Institutions should consider providing additional online options for students who might be facing transportation or childcare barriers, or those who simply cannot make the commute from work to school in time to make their class or advising appointment. Offering courses and guidance at times and modes that accommodate the hectic schedules of working adults will empower more students to succeed in postsecondary programming. In addition to expanding career counseling and guidance to provide more options at varying times and methods, secondary and post-secondary institutions must offer more robust support services for working learners — with a special emphasis toward meeting the needs of low-income students.

In West Michigan, some of this work has been happening for years.

School districts have added career exploration activities, work-based learning opportunities, job shadowing and online platform career exploration like MAVIN. Community colleges have invested in strategic pathways for students to help with scheduling and advising.

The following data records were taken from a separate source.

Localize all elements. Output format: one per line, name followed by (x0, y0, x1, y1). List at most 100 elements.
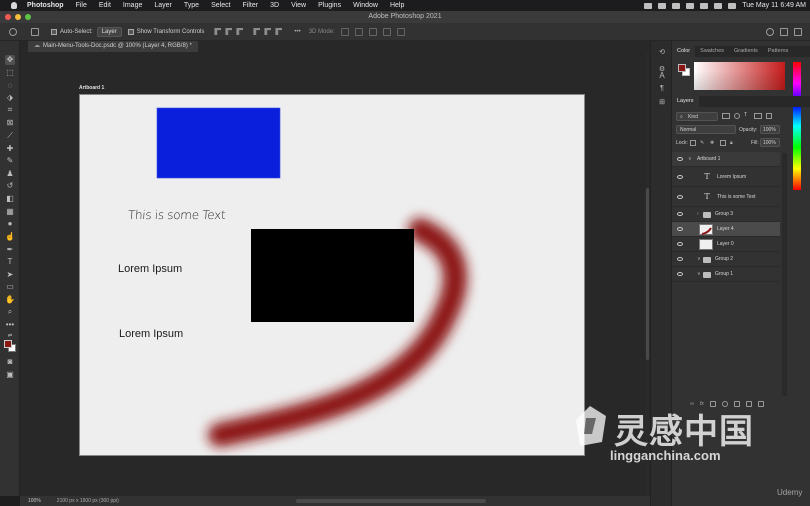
hand-tool-icon[interactable]: ✋ (5, 295, 15, 305)
filter-pixel-icon[interactable] (722, 113, 730, 119)
menu-file[interactable]: File (76, 2, 87, 9)
show-transform-checkbox[interactable] (127, 28, 134, 35)
type-tool-icon[interactable]: T (5, 257, 15, 267)
document-tab[interactable]: ☁ Main-Menu-Tools-Doc.psdc @ 100% (Layer … (28, 41, 198, 52)
align-right-icon[interactable] (236, 28, 244, 35)
align-top-icon[interactable] (253, 28, 261, 35)
control-center-icon[interactable] (728, 2, 737, 9)
chevron-down-icon[interactable]: ∨ (697, 256, 701, 262)
eye-icon[interactable] (677, 195, 683, 199)
eye-icon[interactable] (677, 157, 683, 161)
filter-shape-icon[interactable] (754, 113, 762, 119)
chevron-down-icon[interactable]: ∨ (688, 156, 692, 162)
color-panel-foreground[interactable] (678, 64, 686, 72)
tab-color[interactable]: Color (672, 46, 696, 57)
smudge-tool-icon[interactable]: ☝ (5, 232, 15, 242)
eye-icon[interactable] (677, 175, 683, 179)
horizontal-scroll-thumb[interactable] (296, 499, 486, 503)
filter-adjustment-icon[interactable] (734, 113, 740, 119)
lorem-ipsum-text-2[interactable]: Lorem Ipsum (119, 328, 183, 340)
libraries-panel-icon[interactable]: ⊞ (658, 99, 666, 107)
home-icon[interactable] (9, 27, 17, 36)
history-brush-tool-icon[interactable]: ↺ (5, 181, 15, 191)
align-bottom-icon[interactable] (275, 28, 283, 35)
path-selection-tool-icon[interactable]: ➤ (5, 270, 15, 280)
menu-window[interactable]: Window (353, 2, 378, 9)
marquee-tool-icon[interactable]: ⬚ (5, 68, 15, 78)
document-size[interactable]: 2100 px x 1500 px (300 ppi) (57, 498, 119, 504)
history-panel-icon[interactable]: ⟲ (658, 49, 666, 57)
apple-icon[interactable] (11, 2, 17, 9)
screen-mode-icon[interactable]: ▣ (5, 370, 15, 380)
menu-select[interactable]: Select (211, 2, 230, 9)
eye-icon[interactable] (677, 212, 683, 216)
filter-smartobject-icon[interactable] (766, 113, 772, 119)
chevron-right-icon[interactable]: › (697, 211, 699, 217)
dodge-tool-icon[interactable]: ● (5, 219, 15, 229)
move-tool-icon[interactable] (31, 27, 39, 36)
menu-edit[interactable]: Edit (99, 2, 111, 9)
rectangle-tool-icon[interactable]: ▭ (5, 282, 15, 292)
align-center-icon[interactable] (225, 28, 233, 35)
tab-layers[interactable]: Layers (672, 96, 699, 107)
artboard-label[interactable]: Artboard 1 (79, 85, 104, 91)
eraser-tool-icon[interactable]: ◧ (5, 194, 15, 204)
paragraph-panel-icon[interactable]: ¶ (658, 85, 666, 93)
auto-select-dropdown[interactable]: Layer (96, 26, 122, 37)
more-options-icon[interactable]: ••• (294, 29, 300, 35)
handwritten-text[interactable]: This is some Text (128, 208, 226, 222)
status-icon[interactable] (644, 2, 653, 9)
object-select-tool-icon[interactable]: ⬗ (5, 93, 15, 103)
layer-row-group-1[interactable]: ∨ Group 1 (672, 267, 780, 282)
menu-plugins[interactable]: Plugins (318, 2, 341, 9)
crop-tool-icon[interactable]: ⌗ (5, 105, 15, 115)
scale-3d-icon[interactable] (396, 27, 405, 36)
delete-layer-icon[interactable] (757, 401, 764, 407)
align-middle-icon[interactable] (264, 28, 272, 35)
creative-cloud-icon[interactable] (658, 2, 667, 9)
move-tool-icon[interactable]: ✥ (5, 55, 15, 65)
blend-mode-dropdown[interactable]: Normal (676, 125, 736, 134)
layer-row-layer-0[interactable]: Layer 0 (672, 237, 780, 252)
align-left-icon[interactable] (214, 28, 222, 35)
layer-row-artboard-1[interactable]: ∨ Artboard 1 (672, 152, 780, 167)
stamp-tool-icon[interactable]: ♟ (5, 169, 15, 179)
workspace-icon[interactable] (780, 27, 788, 36)
eye-icon[interactable] (677, 257, 683, 261)
orbit-3d-icon[interactable] (340, 27, 349, 36)
eye-icon[interactable] (677, 242, 683, 246)
lock-transparent-icon[interactable] (690, 140, 696, 146)
frame-tool-icon[interactable]: ⊠ (5, 118, 15, 128)
menu-view[interactable]: View (291, 2, 306, 9)
zoom-window-button[interactable] (25, 14, 31, 20)
lock-artboard-icon[interactable] (720, 140, 726, 146)
lock-position-icon[interactable]: ✥ (710, 140, 714, 146)
brush-tool-icon[interactable]: ✎ (5, 156, 15, 166)
tab-patterns[interactable]: Patterns (763, 46, 793, 57)
quick-mask-icon[interactable]: ◙ (5, 357, 15, 367)
layer-row-group-2[interactable]: ∨ Group 2 (672, 252, 780, 267)
lock-all-icon[interactable]: 🔒︎ (730, 140, 733, 146)
tab-swatches[interactable]: Swatches (695, 46, 729, 57)
status-icon[interactable] (672, 2, 681, 9)
fill-field[interactable]: 100% (760, 138, 780, 147)
layer-filter-dropdown[interactable]: ⌕ Kind (676, 112, 718, 121)
menu-image[interactable]: Image (123, 2, 142, 9)
chevron-down-icon[interactable]: ∨ (697, 271, 701, 277)
share-icon[interactable] (794, 27, 802, 36)
close-window-button[interactable] (5, 14, 11, 20)
foreground-color-swatch[interactable] (4, 340, 12, 348)
filter-type-icon[interactable]: T (744, 112, 747, 118)
roll-3d-icon[interactable] (354, 27, 363, 36)
slide-3d-icon[interactable] (382, 27, 391, 36)
wifi-icon[interactable] (686, 2, 695, 9)
search-icon[interactable] (714, 2, 723, 9)
hue-slider[interactable] (793, 62, 801, 190)
lock-image-icon[interactable]: ✎ (700, 140, 704, 146)
vertical-scroll-thumb[interactable] (646, 188, 649, 360)
layer-row-lorem-ipsum[interactable]: T Lorem Ipsum (672, 167, 780, 187)
battery-icon[interactable] (700, 2, 709, 9)
pan-3d-icon[interactable] (368, 27, 377, 36)
tab-gradients[interactable]: Gradients (729, 46, 763, 57)
eye-icon[interactable] (677, 272, 683, 276)
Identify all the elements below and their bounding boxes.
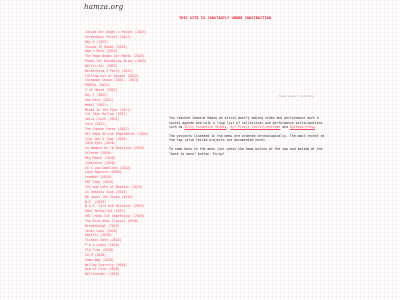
menu-item-link[interactable]: Your Day & Time (2020) xyxy=(85,137,127,141)
menu-item-link[interactable]: In Vakidis Sink (2019) xyxy=(85,190,127,194)
menu-item-link[interactable]: B.A.S. Kyle and Hibiscus (2019) xyxy=(85,204,145,208)
profile-image-caption: Kamerakunst Aldeburg xyxy=(279,94,314,98)
menu-item-link[interactable]: Screenshot Piece? (2022) xyxy=(85,35,131,39)
menu-item-link[interactable]: Wolfin Air (2023) xyxy=(85,64,118,68)
menu-item-link[interactable]: Soma Bag (2018) xyxy=(85,258,114,262)
menu-item-link[interactable]: Aim of Fire (2018) xyxy=(85,267,120,271)
collective-link-art-practi[interactable]: Art Practi Castilliantrash xyxy=(230,125,280,129)
menu-item-link[interactable]: Cut Skin Hollow (2021) xyxy=(85,112,127,116)
menu-item-link[interactable]: Silence (2020) xyxy=(85,151,112,155)
menu-item-link[interactable]: I'm a Lenny (2018) xyxy=(85,243,120,247)
menu-item-link[interactable]: Calabash Chase (2021 - 2023) xyxy=(85,78,139,82)
menu-item-link[interactable]: Wishenform 3 Party (2022) xyxy=(85,69,133,73)
menu-item-link[interactable]: RAT Soup (2020) xyxy=(85,180,114,184)
menu-item-link[interactable]: Dellarender (2018) xyxy=(85,272,120,276)
menu-item-link[interactable]: Hey 4 (2023) xyxy=(85,40,108,44)
menu-item-link[interactable]: N.E. (2019) xyxy=(85,200,106,204)
menu-item-link[interactable]: The Chosen Faces (2021) xyxy=(85,127,129,131)
menu-item-link[interactable]: CAIN Eyes (2020) xyxy=(85,141,116,145)
menu-item-link[interactable]: How's Rock (2024) xyxy=(85,49,118,53)
construction-banner: THIS SITE IS CONSTANTLY UNDER CONSTRUCTI… xyxy=(179,16,272,20)
menu-item-link[interactable]: Mimas in the Eyes (2021) xyxy=(85,108,131,112)
menu-item-link[interactable]: Hit Band Online Vegetables (2020) xyxy=(85,132,148,136)
menu-item-link[interactable]: Poems for Gaspacing Onion (2023) xyxy=(85,59,146,63)
menu-item-link[interactable]: Fig Tree (2018) xyxy=(85,248,114,252)
menu-item-link[interactable]: Emptily (2018) xyxy=(85,233,112,237)
menu-item-link[interactable]: Lepe Rapture (2020) xyxy=(85,170,121,174)
menu-item-link[interactable]: Breakthough (2018) xyxy=(85,224,120,228)
menu-item-link[interactable]: Jenin Laos (2018) xyxy=(85,229,118,233)
menu-item-link[interactable]: La Hambre en la Rosalind (2020) xyxy=(85,146,145,150)
menu-item-link[interactable]: Inside Our Angel's Pocket (2025) xyxy=(85,30,146,34)
order-paragraph: The projects lineated in the menu are or… xyxy=(169,133,325,143)
menu-item-link[interactable]: De Jacat Jet Storm (2019) xyxy=(85,195,133,199)
menu-item-link[interactable]: I've Heard (2022) xyxy=(85,88,118,92)
menu-item-link[interactable]: Mobil (2021) xyxy=(85,103,108,107)
navigation-paragraph: To come back to the menu just press the … xyxy=(169,146,323,156)
menu-item-link[interactable]: Hey 1 (2022) xyxy=(85,93,108,97)
site-logo[interactable]: hamza.org xyxy=(84,3,123,11)
menu-item-link[interactable]: Chin (2021) xyxy=(85,122,106,126)
menu-item-link[interactable]: The Blue Ones Classic (2018) xyxy=(85,219,139,223)
collective-link-velty[interactable]: Velty Formative Studio xyxy=(184,125,226,129)
menu-item-link[interactable]: See Here (2021) xyxy=(85,98,114,102)
menu-item-link[interactable]: Inside 15 Rooms (2024) xyxy=(85,45,127,49)
menu-item-link[interactable]: Wig Moves (2020) xyxy=(85,156,116,160)
menu-item[interactable]: Dellarender (2018) xyxy=(85,272,161,277)
menu-item-link[interactable]: PORTAL (2022) xyxy=(85,83,110,87)
intro-paragraph: You reached Jasmine Hamza an artist most… xyxy=(169,116,323,130)
menu-item-link[interactable]: Ten and Lake of Moskvin (2019) xyxy=(85,185,143,189)
menu-item-link[interactable]: IO-M (2018) xyxy=(85,253,106,257)
projects-menu: Inside Our Angel's Pocket (2025) Screensh… xyxy=(85,30,161,277)
menu-item-link[interactable]: Falling out of Onions (2022) xyxy=(85,74,139,78)
menu-item-link[interactable]: It's Low Emotions (2020) xyxy=(85,166,131,170)
menu-item-link[interactable]: Smile Cloth (2021) xyxy=(85,117,120,121)
menu-item-link[interactable]: Willow Scarcity (2018) xyxy=(85,263,127,267)
menu-item-link[interactable]: Inherence (2020) xyxy=(85,161,116,165)
intro-text: You reached Jasmine Hamza an artist most… xyxy=(169,116,325,160)
menu-item-link[interactable]: Tickets Gate (2018) xyxy=(85,238,121,242)
menu-item-link[interactable]: VHC (Seep Cut Something) (2019) xyxy=(85,214,145,218)
menu-item-link[interactable]: Real Refuelled (2019) xyxy=(85,209,125,213)
collective-link-antenna-press[interactable]: Antenna Press xyxy=(290,125,315,129)
menu-item-link[interactable]: The Rope Bumps Our Hands (2023) xyxy=(85,54,145,58)
menu-item-link[interactable]: Leadbit (2020) xyxy=(85,175,112,179)
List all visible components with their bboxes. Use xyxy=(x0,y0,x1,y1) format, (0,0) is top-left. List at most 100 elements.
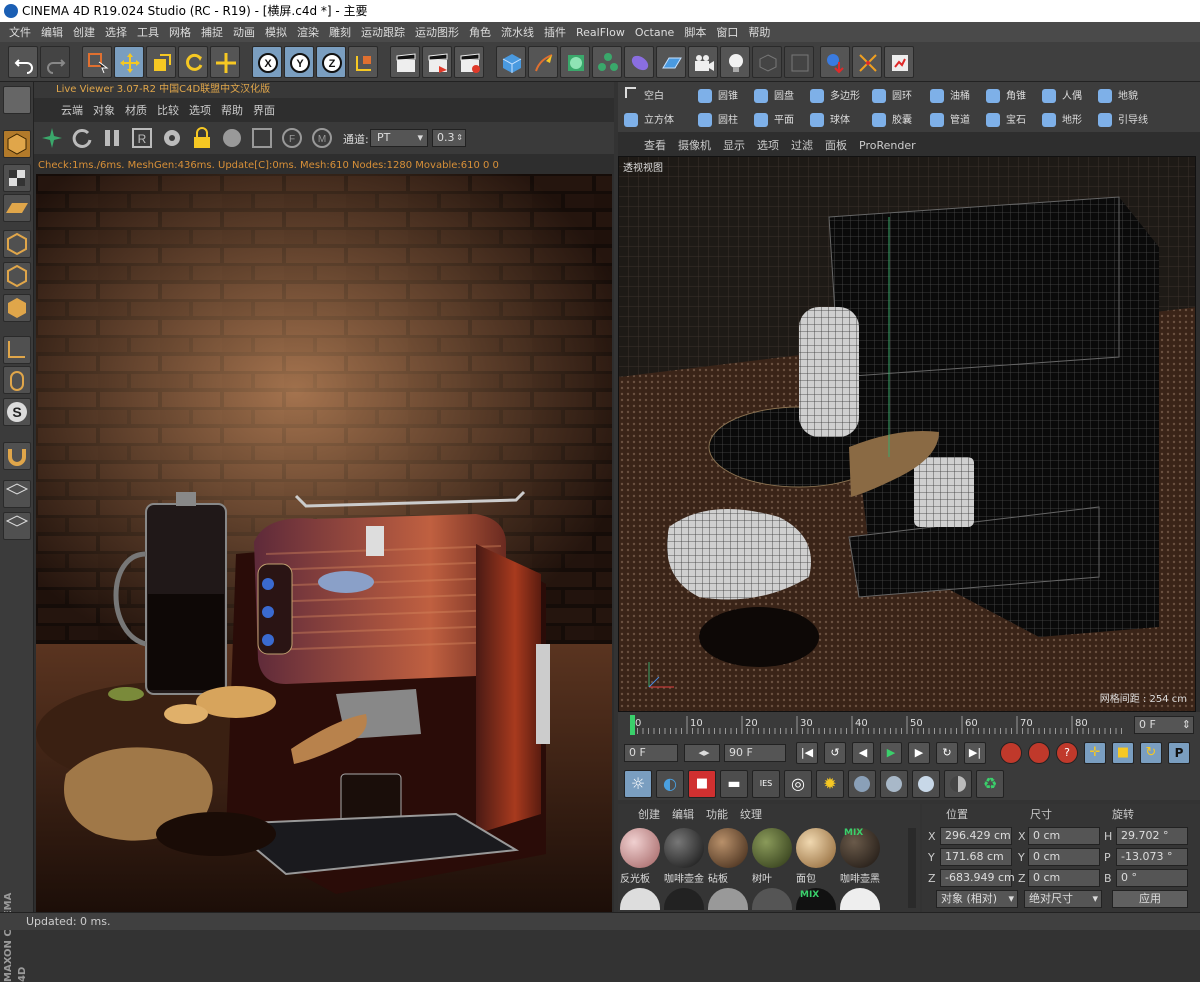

Post-secondary institutions have acknowledged the benefit of retaining working learners and understanding the barriers that exist for this population.


Addressing challenges of COVID-19

The pandemic has only emphasized the necessity of post-secondary education, with a disproportionate impact on jobs with less-educated workforces: 4 in 5 lost jobs in the service field and 3 in 5 lost jobs requiring a high school diploma or below.

However, the recession of COVID-19 differed from past recessions in that it did not spur higher education enrollment. In fact, Michigan saw a 9.7% decrease in post-secondary enrollment in the fall of 2020. Even more importantly, 69% of the total drop in the national undergraduate enrollment was among first-time students, with staggering declines in numbers of first-generation, low-income, and non-white students.

In Michigan, the Futures for Frontliners program seeks to offset that trend through state scholarships for residents without college degrees who worked in essential industries during the state COVID-19 shutdown in spring 2020.

An estimated 85,000 people have applied. Many applicants have described the sense of relief to be able to pursue an education without worrying so much about working enough hours or acquiring huge amounts of debt.

“I recently got married and have thought about going back to school to get a degree,” wrote one applicant from Spring Lake. “But with changing jobs and taking a pay cut, it didn’t seem possible. Being able to go to school and not have to worry about making ends meet is an absolute blessing.”